To: KLP who wrote (8314)1/4/2006 12:47:31 PM
From: epicure  Read Replies (1) | Respond to of 541518
 
re the "gateway" drug claims-

paranoia.lycaeum.org

"The primary basis for this "gateway hypothesis" is a recent report
by the center on Addiction and Substance Abuse (CASA),
claiming that marijuana users are 85 times more likely than non-
marijuana users to try cocaine. This figure, using data from
NIDA's 1991 National Household Survey on Drug Abuse, is
close to being meaningless. It was calculated by dividing the
proportion of marijuana users who have ever used cocaine (17%)
by the proportion of cocaine users who have never used marijuana
(.2%). The high risk-factor obtained is a product not of the fact
that so many marijuana users use cocaine but that so many cocaine
users used marijuana previously.

It is hardly a revelation that people who use one of the least
popular drugs are likely to use the more popular ones -- not only
marijuana, but also alcohol and tobacco cigarettes.
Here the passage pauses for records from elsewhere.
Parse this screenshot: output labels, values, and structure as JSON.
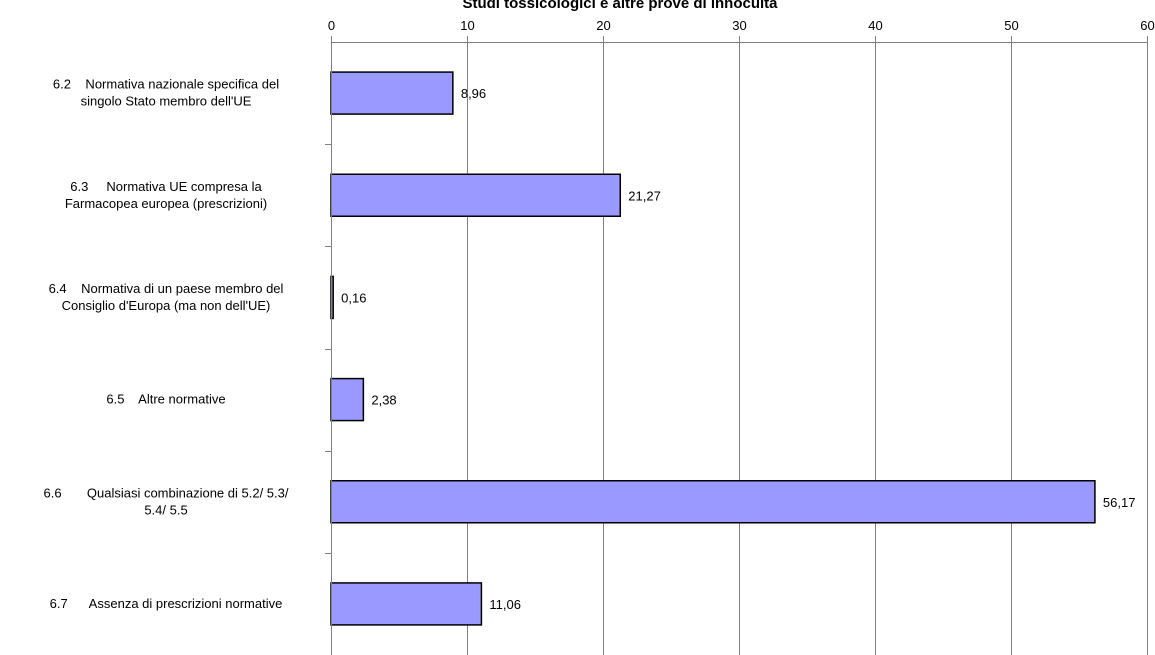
{
  "chart_data": {
    "type": "bar",
    "orientation": "horizontal",
    "title": "Studi tossicologici e altre prove di innocuità",
    "xlim": [
      0,
      60
    ],
    "x_ticks": [
      0,
      10,
      20,
      30,
      40,
      50,
      60
    ],
    "x_tick_labels": [
      "0",
      "10",
      "20",
      "30",
      "40",
      "50",
      "60"
    ],
    "x_axis_position": "top",
    "grid": "vertical",
    "categories": [
      [
        "6.2    Normativa nazionale specifica del",
        "singolo Stato membro dell'UE"
      ],
      [
        "6.3     Normativa UE compresa la",
        "Farmacopea europea (prescrizioni)"
      ],
      [
        "6.4    Normativa di un paese membro del",
        "Consiglio d'Europa (ma non dell'UE)"
      ],
      [
        "6.5    Altre normative"
      ],
      [
        "6.6       Qualsiasi combinazione di 5.2/ 5.3/",
        "5.4/ 5.5"
      ],
      [
        "6.7      Assenza di prescrizioni normative"
      ]
    ],
    "values": [
      8.96,
      21.27,
      0.16,
      2.38,
      56.17,
      11.06
    ],
    "value_labels": [
      "8,96",
      "21,27",
      "0,16",
      "2,38",
      "56,17",
      "11,06"
    ],
    "bar_color": "#9999ff",
    "bar_edge_color": "#000000",
    "grid_color": "#808080"
  }
}
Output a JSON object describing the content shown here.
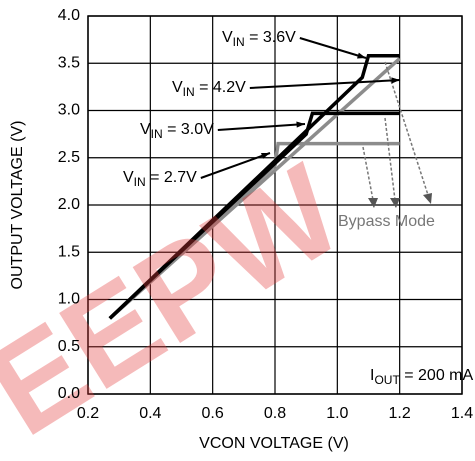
{
  "chart_data": {
    "type": "line",
    "xlabel": "VCON VOLTAGE (V)",
    "ylabel": "OUTPUT VOLTAGE (V)",
    "xlim": [
      0.2,
      1.4
    ],
    "xticks": [
      0.2,
      0.4,
      0.6,
      0.8,
      {
        "value": 1,
        "label": "1.0"
      },
      1.2,
      1.4
    ],
    "ylim": [
      0,
      4
    ],
    "yticks": [
      {
        "value": 0,
        "label": "0.0"
      },
      0.5,
      {
        "value": 1,
        "label": "1.0"
      },
      1.5,
      {
        "value": 2,
        "label": "2.0"
      },
      2.5,
      {
        "value": 3,
        "label": "3.0"
      },
      3.5,
      {
        "value": 4,
        "label": "4.0"
      }
    ],
    "grid": true,
    "series": [
      {
        "label": [
          "V",
          "IN",
          " = 4.2V"
        ],
        "color": "#8c8c8c",
        "x": [
          0.27,
          1.2
        ],
        "values": [
          0.8,
          3.55
        ]
      },
      {
        "label": [
          "V",
          "IN",
          " = 2.7V"
        ],
        "color": "#8c8c8c",
        "x": [
          0.27,
          0.8,
          0.81,
          1.2
        ],
        "values": [
          0.8,
          2.42,
          2.65,
          2.65
        ]
      },
      {
        "label": [
          "V",
          "IN",
          " = 3.0V"
        ],
        "color": "#000000",
        "x": [
          0.27,
          0.9,
          0.92,
          1.2
        ],
        "values": [
          0.8,
          2.75,
          2.97,
          2.97
        ]
      },
      {
        "label": [
          "V",
          "IN",
          " = 3.6V"
        ],
        "color": "#000000",
        "x": [
          0.27,
          1.08,
          1.1,
          1.2
        ],
        "values": [
          0.8,
          3.35,
          3.58,
          3.58
        ]
      }
    ],
    "annotations": {
      "bypass": "Bypass Mode",
      "iout": [
        "I",
        "OUT",
        " = 200 mA"
      ]
    },
    "watermark": "EEPW"
  }
}
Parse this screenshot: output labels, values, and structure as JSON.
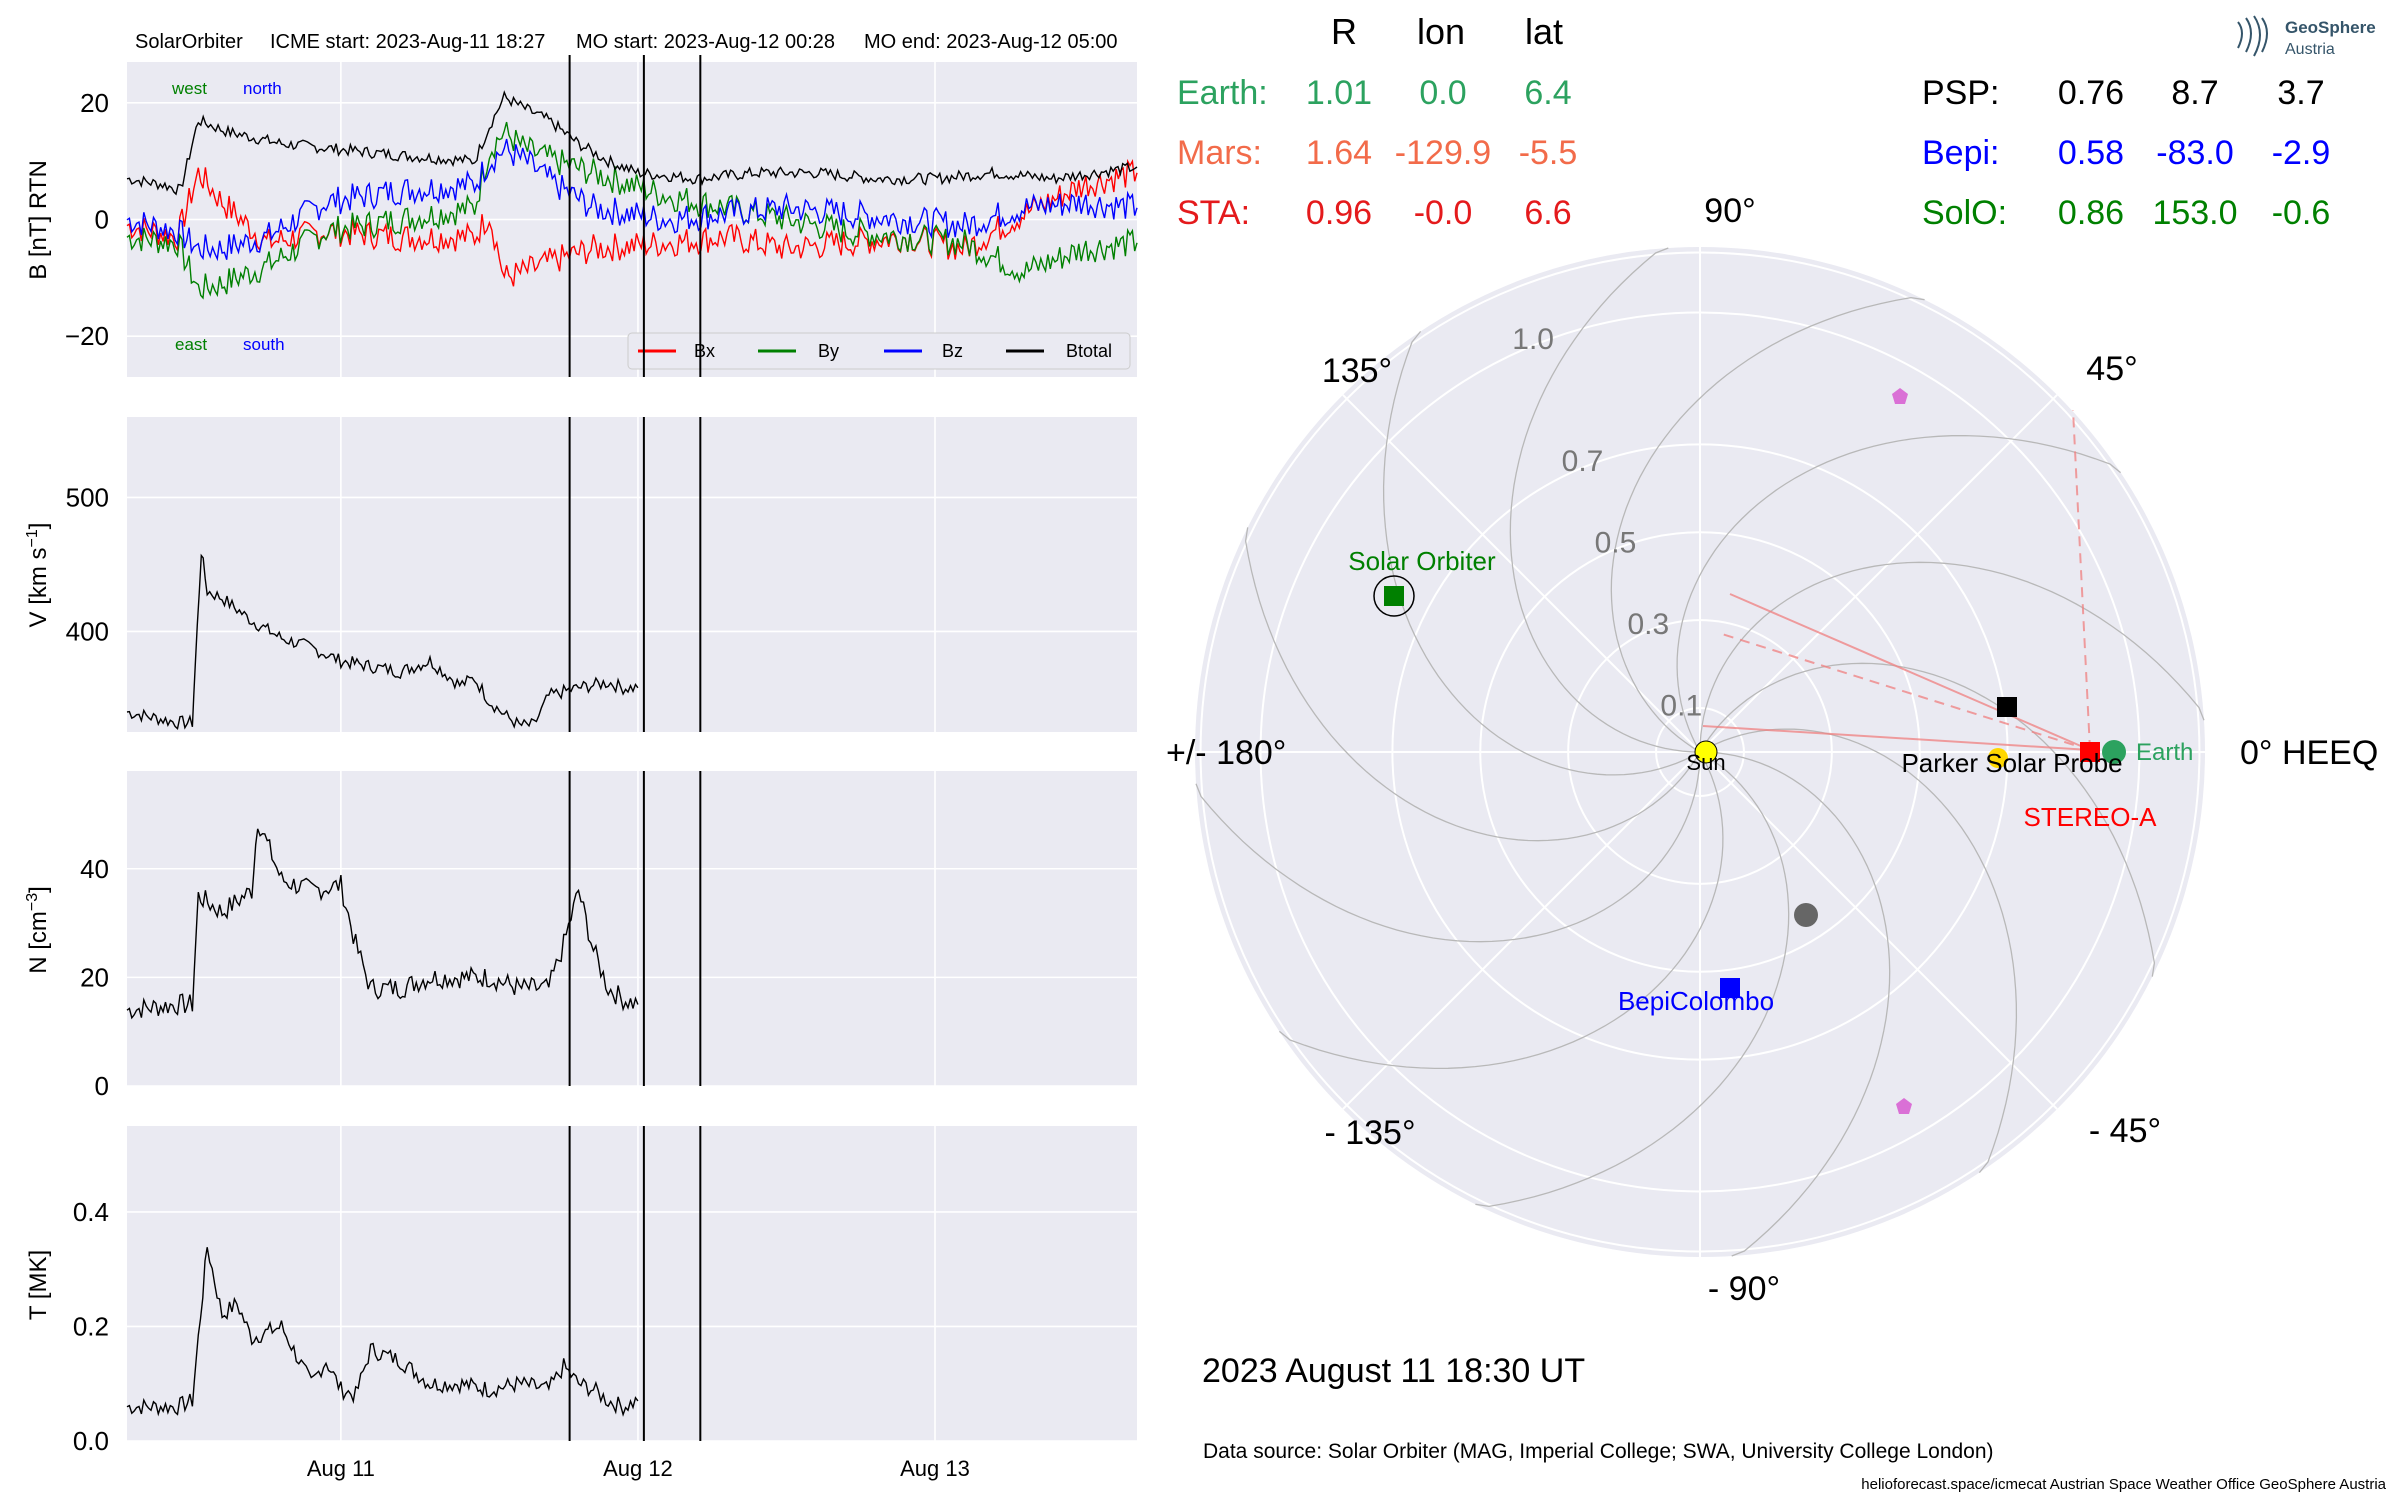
{
  "header": {
    "spacecraft": "SolarOrbiter",
    "icme_start": "ICME start: 2023-Aug-11 18:27",
    "mo_start": "MO start: 2023-Aug-12 00:28",
    "mo_end": "MO end: 2023-Aug-12 05:00"
  },
  "logo": {
    "line1": "GeoSphere",
    "line2": "Austria"
  },
  "position_table": {
    "headers": [
      "R",
      "lon",
      "lat"
    ],
    "rows_left": [
      {
        "name": "Earth:",
        "r": "1.01",
        "lon": "0.0",
        "lat": "6.4",
        "color": "#2ca25f"
      },
      {
        "name": "Mars:",
        "r": "1.64",
        "lon": "-129.9",
        "lat": "-5.5",
        "color": "#f26b4a"
      },
      {
        "name": "STA:",
        "r": "0.96",
        "lon": "-0.0",
        "lat": "6.6",
        "color": "#e41a1c"
      }
    ],
    "rows_right": [
      {
        "name": "PSP:",
        "r": "0.76",
        "lon": "8.7",
        "lat": "3.7",
        "color": "#000000"
      },
      {
        "name": "Bepi:",
        "r": "0.58",
        "lon": "-83.0",
        "lat": "-2.9",
        "color": "#0000ff"
      },
      {
        "name": "SolO:",
        "r": "0.86",
        "lon": "153.0",
        "lat": "-0.6",
        "color": "#008000"
      }
    ]
  },
  "legend": [
    "Bx",
    "By",
    "Bz",
    "Btotal"
  ],
  "orientation_labels": {
    "west": "west",
    "north": "north",
    "east": "east",
    "south": "south"
  },
  "polar": {
    "angle_labels": [
      "0° HEEQ",
      "45°",
      "90°",
      "135°",
      "+/- 180°",
      "- 135°",
      "- 90°",
      "- 45°"
    ],
    "radial_labels": [
      "0.1",
      "0.3",
      "0.5",
      "0.7",
      "1.0"
    ],
    "radial_values": [
      0.1,
      0.3,
      0.5,
      0.7,
      1.0
    ],
    "bodies": [
      {
        "name": "Sun",
        "r": 0.0,
        "lon": 0.0,
        "marker": "circle",
        "color": "#ffff00",
        "label_color": "#000000"
      },
      {
        "name": "Earth",
        "r": 1.01,
        "lon": 0.0,
        "marker": "circle",
        "color": "#2ca25f",
        "label_color": "#2ca25f"
      },
      {
        "name": "STEREO-A",
        "r": 0.96,
        "lon": 0.0,
        "marker": "square",
        "color": "#ff0000",
        "label_color": "#ff0000"
      },
      {
        "name": "Parker Solar Probe",
        "r": 0.76,
        "lon": 8.7,
        "marker": "square",
        "color": "#000000",
        "label_color": "#000000"
      },
      {
        "name": "BepiColombo",
        "r": 0.58,
        "lon": -83.0,
        "marker": "square",
        "color": "#0000ff",
        "label_color": "#0000ff"
      },
      {
        "name": "Solar Orbiter",
        "r": 0.86,
        "lon": 153.0,
        "marker": "square",
        "color": "#008000",
        "label_color": "#008000"
      },
      {
        "name": "Mercury",
        "r": 0.44,
        "lon": -48.0,
        "marker": "circle",
        "color": "#666666",
        "label_color": ""
      }
    ]
  },
  "date_label": "2023 August 11  18:30 UT",
  "data_source": "Data source: Solar Orbiter (MAG, Imperial College; SWA, University College London)",
  "footer": "helioforecast.space/icmecat   Austrian Space Weather Office   GeoSphere Austria",
  "colors": {
    "bx": "#ff0000",
    "by": "#008000",
    "bz": "#0000ff",
    "btot": "#000000",
    "panel_bg": "#eaeaf2"
  },
  "chart_data": [
    {
      "type": "line",
      "ylabel": "B [nT] RTN",
      "ylim": [
        -27,
        27
      ],
      "yticks": [
        -20,
        0,
        20
      ],
      "x_unit": "days since 2023-Aug-10 00:00",
      "xlim": [
        0.28,
        3.68
      ],
      "series": [
        {
          "name": "Bx",
          "x": [
            0.28,
            0.45,
            0.52,
            0.6,
            0.75,
            0.95,
            1.2,
            1.45,
            1.5,
            1.55,
            1.62,
            1.72,
            1.85,
            2.1,
            2.3,
            2.5,
            2.7,
            2.9,
            3.1,
            3.3,
            3.5,
            3.68
          ],
          "values": [
            -1,
            -3,
            8,
            3,
            -4,
            -2,
            -3,
            -3,
            1,
            -10,
            -9,
            -7,
            -5,
            -4,
            -3,
            -5,
            -4,
            -3,
            -5,
            1,
            6,
            8
          ]
        },
        {
          "name": "By",
          "x": [
            0.28,
            0.45,
            0.52,
            0.6,
            0.75,
            0.95,
            1.2,
            1.45,
            1.5,
            1.55,
            1.62,
            1.72,
            1.85,
            2.1,
            2.3,
            2.5,
            2.7,
            2.9,
            3.1,
            3.3,
            3.5,
            3.68
          ],
          "values": [
            -3,
            -4,
            -12,
            -11,
            -8,
            -2,
            0,
            2,
            12,
            15,
            12,
            10,
            8,
            4,
            2,
            0,
            -2,
            -3,
            -4,
            -9,
            -5,
            -4
          ]
        },
        {
          "name": "Bz",
          "x": [
            0.28,
            0.45,
            0.52,
            0.6,
            0.75,
            0.95,
            1.2,
            1.45,
            1.5,
            1.55,
            1.62,
            1.72,
            1.85,
            2.1,
            2.3,
            2.5,
            2.7,
            2.9,
            3.1,
            3.3,
            3.5,
            3.68
          ],
          "values": [
            0,
            -2,
            -5,
            -5,
            -3,
            3,
            5,
            6,
            10,
            12,
            10,
            6,
            2,
            0,
            1,
            2,
            1,
            0,
            -1,
            2,
            3,
            2
          ]
        },
        {
          "name": "Btotal",
          "x": [
            0.28,
            0.4,
            0.46,
            0.52,
            0.62,
            0.8,
            1.0,
            1.2,
            1.45,
            1.5,
            1.55,
            1.62,
            1.7,
            1.8,
            1.9,
            2.0,
            2.2,
            2.4,
            2.6,
            2.8,
            3.0,
            3.2,
            3.4,
            3.68
          ],
          "values": [
            7,
            6,
            5,
            17,
            15,
            13,
            12,
            11,
            10,
            16,
            21,
            19,
            17,
            13,
            10,
            8,
            7,
            8,
            8,
            7,
            7,
            8,
            7,
            9
          ]
        }
      ]
    },
    {
      "type": "line",
      "ylabel": "V [km s$^{-1}$]",
      "ylim": [
        325,
        560
      ],
      "yticks": [
        400,
        500
      ],
      "x": [
        0.28,
        0.45,
        0.5,
        0.51,
        0.53,
        0.55,
        0.6,
        0.7,
        0.8,
        0.9,
        1.0,
        1.1,
        1.2,
        1.3,
        1.4,
        1.45,
        1.5,
        1.55,
        1.6,
        1.65,
        1.7,
        1.75,
        1.8,
        1.85,
        1.9,
        1.95,
        2.0
      ],
      "values": [
        340,
        332,
        332,
        375,
        460,
        430,
        425,
        408,
        395,
        388,
        378,
        374,
        370,
        378,
        360,
        365,
        348,
        338,
        330,
        330,
        352,
        355,
        358,
        360,
        362,
        358,
        358
      ]
    },
    {
      "type": "line",
      "ylabel": "N [cm$^{-3}$]",
      "ylim": [
        0,
        58
      ],
      "yticks": [
        0,
        20,
        40
      ],
      "x": [
        0.28,
        0.45,
        0.5,
        0.52,
        0.6,
        0.7,
        0.72,
        0.8,
        0.9,
        1.0,
        1.05,
        1.1,
        1.2,
        1.3,
        1.4,
        1.5,
        1.6,
        1.7,
        1.75,
        1.8,
        1.85,
        1.9,
        1.95,
        2.0
      ],
      "values": [
        14,
        15,
        15,
        35,
        32,
        36,
        49,
        38,
        36,
        37,
        26,
        18,
        18,
        20,
        20,
        20,
        18,
        18,
        26,
        36,
        25,
        18,
        16,
        15
      ]
    },
    {
      "type": "line",
      "ylabel": "T [MK]",
      "ylim": [
        0,
        0.55
      ],
      "yticks": [
        0.0,
        0.2,
        0.4
      ],
      "x": [
        0.28,
        0.45,
        0.5,
        0.52,
        0.55,
        0.6,
        0.65,
        0.7,
        0.8,
        0.9,
        0.95,
        1.0,
        1.05,
        1.1,
        1.2,
        1.3,
        1.4,
        1.5,
        1.6,
        1.7,
        1.75,
        1.8,
        1.85,
        1.9,
        1.95,
        2.0
      ],
      "values": [
        0.06,
        0.06,
        0.07,
        0.18,
        0.34,
        0.22,
        0.24,
        0.18,
        0.2,
        0.1,
        0.14,
        0.09,
        0.08,
        0.16,
        0.14,
        0.1,
        0.1,
        0.09,
        0.1,
        0.09,
        0.13,
        0.1,
        0.09,
        0.07,
        0.06,
        0.07
      ]
    },
    {
      "type": "axis",
      "xticks": [
        {
          "x": 1.0,
          "label": "Aug 11"
        },
        {
          "x": 2.0,
          "label": "Aug 12"
        },
        {
          "x": 3.0,
          "label": "Aug 13"
        }
      ],
      "vlines": [
        1.77,
        2.02,
        2.21
      ]
    }
  ]
}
The obvious
statistic not publicized by CASA is that most marijuana users -- 83
percent -- never use cocaine. Indeed, for the nearly 70 million
Americans who have tried marijuana, it is clearly a "terminus"
rather than a "gateway" drug. "

...........

"Despite easy availability, marijuana prevalence among 12 to 18
year olds in Holland is only 13.6 percent -- well below the 38
percent use-rate for American high school seniors. More Dutch
teenagers use marijuana now than in the past; indeed, lifetime
prevalence increased nearly three-fold between 1984 and 1992,
from

4.8 to 13.6 percent. However, Dutch officials consider their
policy a success because the increase in marijuana use has not
been accompanied by an increase in the use of other drugs. For the
last decade, the rate of cocaine use among Dutch youth has
remained stable, with about .3 percent of 12-18 year olds
reporting having used it in the past month.

In the United States, the claim that marijuana acts as a gateway to
the use of other drugs serves mainly as a rhetorical tool for
frightening Americans into believing that winning the war against
heroin and cocaine requires waging & battle against the casual use
of marijuana. Not only is the claim intellectually indefensible, but
the battle is wasteful of resources and fated to failure. "



To: KLP who wrote (8314)1/5/2006 8:46:24 PM
From: Geoff Altman  Read Replies (1) | Respond to of 541518
 
The problem they all suggested was that it led them to stronger drugs, and they became addicted in that way.

This is drug war propaganda. Fact is if you asked any drug addict what they started out with very few if any would answer pot, most would say alcohol.



To: KLP who wrote (8314)1/5/2006 8:50:23 PM
From: Geoff Altman  Read Replies (3) | Respond to of 541518
 
There may be some folks who are addicted to pot, but I don't recall meeting any of them.

Pot can be psychologically addictive and there can be effects when avid smokers quit abruptly. Fortunately these effects are more or less limited to being grouchy and irritable for a few days.